My earliest memories of my Dad’s hands are of tremendous strength. They hold a power that gives comfort, a sense of safety, and a deep feeling of security. Athlete’s hands, simmering with lightning speed and determination. Artist’s hands, creative, expressive and delicate. Wondrous things spring from those hands.

I was quite young when I first realized that my Dad’s hands were very different from other Dad’s hands. In fact it was clear to me that no one else had hands like that. I often asked him if they hurt and he always replied that they did once, but not any more. Eventually he told us the the full story.

World War II erupted into his life when he was nine years old and so he learnt to dutifully carry his gas mask with him at all times, and after whistles had sounded the “All Clear”, to scavenge in the rubble heaps that had been neighbourhood shops and homes for treasures. As bombings intensified on the key targets in England, he was evacuated along with most school aged children. By the age of ten he found himself waiting with his classmates in a train station in Wales, trying to look strong and brave, hoping to not be the last to be chosen by one of the local villagers pacing up and down in front of him.

That time of loneliness and confusion ended and he was reunited with his family back in Liverpool where the war raged on with never ending bombing raids, and never ending fear and uncertainty. They lost their home when their neighbour’s house took a direct hit and eventually settled in a tiny village in the mountains of North Wales.

By the time Dad was 12 he had decided that enough was enough. He made plans to build the biggest bomb the world had ever seen, drop it on Adolf Hitler, and end the war. No more air raid sirens, no more fear, no more hunger, no more loneliness. Dad drew up his plans and sitting in the back row of the classroom with his lessons done, he worked away at his bomb with his hands tucked on the shelf beneath his desk. Using a safety pin, he carefully picked the explosive powder out of detonator caps that his friend had stolen from his father, the foreman at the local quarry. There was a spark, a thunderous noise, and the next he remembered was a heavy silence while they all dutifully filed out of the classroom. A girl started screaming, but it wasn’t until his teacher threw her cardigan over his hands and hugged him to her body that he realized what had happened.
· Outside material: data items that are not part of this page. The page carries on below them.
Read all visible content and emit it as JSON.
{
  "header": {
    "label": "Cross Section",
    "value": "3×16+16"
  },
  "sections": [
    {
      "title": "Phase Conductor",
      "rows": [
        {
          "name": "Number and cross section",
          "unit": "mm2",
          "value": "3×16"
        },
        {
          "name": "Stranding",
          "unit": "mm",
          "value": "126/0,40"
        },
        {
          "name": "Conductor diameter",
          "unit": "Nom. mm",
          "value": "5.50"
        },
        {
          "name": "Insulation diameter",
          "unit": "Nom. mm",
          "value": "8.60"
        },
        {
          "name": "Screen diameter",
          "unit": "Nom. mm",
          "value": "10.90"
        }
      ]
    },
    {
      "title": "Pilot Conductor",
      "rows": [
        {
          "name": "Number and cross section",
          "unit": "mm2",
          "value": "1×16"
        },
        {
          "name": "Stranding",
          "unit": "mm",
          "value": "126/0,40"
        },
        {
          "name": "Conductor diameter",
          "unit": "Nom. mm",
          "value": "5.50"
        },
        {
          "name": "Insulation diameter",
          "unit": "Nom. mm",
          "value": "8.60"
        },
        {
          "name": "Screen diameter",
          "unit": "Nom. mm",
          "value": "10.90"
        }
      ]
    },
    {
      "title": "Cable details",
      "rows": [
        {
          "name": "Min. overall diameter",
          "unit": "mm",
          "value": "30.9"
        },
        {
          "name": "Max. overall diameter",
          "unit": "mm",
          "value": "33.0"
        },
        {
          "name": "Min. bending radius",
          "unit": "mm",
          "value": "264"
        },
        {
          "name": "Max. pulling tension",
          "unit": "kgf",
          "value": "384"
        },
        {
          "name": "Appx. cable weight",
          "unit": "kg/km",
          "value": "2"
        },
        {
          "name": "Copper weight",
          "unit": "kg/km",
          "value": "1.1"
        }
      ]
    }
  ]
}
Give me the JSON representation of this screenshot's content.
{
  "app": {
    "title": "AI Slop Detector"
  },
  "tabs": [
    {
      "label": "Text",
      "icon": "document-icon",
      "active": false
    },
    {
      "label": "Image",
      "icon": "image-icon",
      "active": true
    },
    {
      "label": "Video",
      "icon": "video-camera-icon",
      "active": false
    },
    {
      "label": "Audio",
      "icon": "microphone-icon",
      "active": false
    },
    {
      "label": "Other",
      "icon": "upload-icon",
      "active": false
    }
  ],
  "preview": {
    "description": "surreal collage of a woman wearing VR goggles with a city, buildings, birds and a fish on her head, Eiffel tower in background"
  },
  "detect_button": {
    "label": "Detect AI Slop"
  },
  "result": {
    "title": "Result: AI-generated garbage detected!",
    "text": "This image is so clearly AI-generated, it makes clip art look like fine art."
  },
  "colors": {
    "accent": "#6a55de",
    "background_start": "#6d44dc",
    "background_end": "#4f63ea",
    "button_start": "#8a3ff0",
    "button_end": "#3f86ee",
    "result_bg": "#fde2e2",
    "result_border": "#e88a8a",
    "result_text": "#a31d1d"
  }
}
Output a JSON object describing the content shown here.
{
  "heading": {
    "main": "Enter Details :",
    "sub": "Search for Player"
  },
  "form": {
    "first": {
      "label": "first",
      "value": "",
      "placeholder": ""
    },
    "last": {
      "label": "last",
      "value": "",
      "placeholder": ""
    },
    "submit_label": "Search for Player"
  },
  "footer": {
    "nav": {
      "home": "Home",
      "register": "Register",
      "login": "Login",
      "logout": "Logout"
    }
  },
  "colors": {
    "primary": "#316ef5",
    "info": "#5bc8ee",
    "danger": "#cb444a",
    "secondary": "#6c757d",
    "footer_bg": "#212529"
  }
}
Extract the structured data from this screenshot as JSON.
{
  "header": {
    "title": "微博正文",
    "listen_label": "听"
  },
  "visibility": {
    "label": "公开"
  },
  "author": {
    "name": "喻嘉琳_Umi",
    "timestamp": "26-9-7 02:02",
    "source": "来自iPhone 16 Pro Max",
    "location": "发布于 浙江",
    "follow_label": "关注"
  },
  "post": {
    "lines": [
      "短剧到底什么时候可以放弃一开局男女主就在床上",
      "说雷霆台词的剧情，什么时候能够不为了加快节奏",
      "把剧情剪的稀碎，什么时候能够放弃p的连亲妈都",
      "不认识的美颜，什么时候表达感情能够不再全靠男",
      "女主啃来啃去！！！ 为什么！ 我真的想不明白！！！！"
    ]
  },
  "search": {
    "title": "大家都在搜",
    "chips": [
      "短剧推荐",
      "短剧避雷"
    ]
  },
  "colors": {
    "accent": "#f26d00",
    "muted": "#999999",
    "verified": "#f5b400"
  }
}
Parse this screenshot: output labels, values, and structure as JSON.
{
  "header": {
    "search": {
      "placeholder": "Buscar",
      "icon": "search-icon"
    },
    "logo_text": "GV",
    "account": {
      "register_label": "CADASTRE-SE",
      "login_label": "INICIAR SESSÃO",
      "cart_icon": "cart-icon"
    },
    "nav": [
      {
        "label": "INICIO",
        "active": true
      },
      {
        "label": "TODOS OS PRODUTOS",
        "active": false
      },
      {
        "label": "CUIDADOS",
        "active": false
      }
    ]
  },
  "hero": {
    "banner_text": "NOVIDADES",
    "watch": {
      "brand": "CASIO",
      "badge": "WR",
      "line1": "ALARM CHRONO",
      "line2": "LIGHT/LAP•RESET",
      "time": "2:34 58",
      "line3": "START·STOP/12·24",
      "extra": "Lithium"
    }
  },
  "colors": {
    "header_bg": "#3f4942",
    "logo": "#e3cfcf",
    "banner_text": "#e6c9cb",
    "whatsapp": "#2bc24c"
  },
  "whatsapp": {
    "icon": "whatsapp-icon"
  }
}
The story becomes vague at that point, but somehow he was taken to a hospital. I don’t know how long it took for the news to get to his parents as there was no phone, so the decisions about his hands and ultimately his future fell on the shoulders of his school teacher. She refused when the surgeon suggested amputation at the elbows, and she refused when he suggested at the wrists as a compromise. She dug in her heels and declaring that Dad would be a great artist one day, insisted that they put those shattered bones and ribboned flesh back together again.

Following several surgeries, and weeks of healing, he had a pair of working hands that became the hands of a light heavyweight champion, an adventurous mountaineer, a cartoonist, an artist and my Dad. He had those most beautiful of hands that I have known and loved all my life.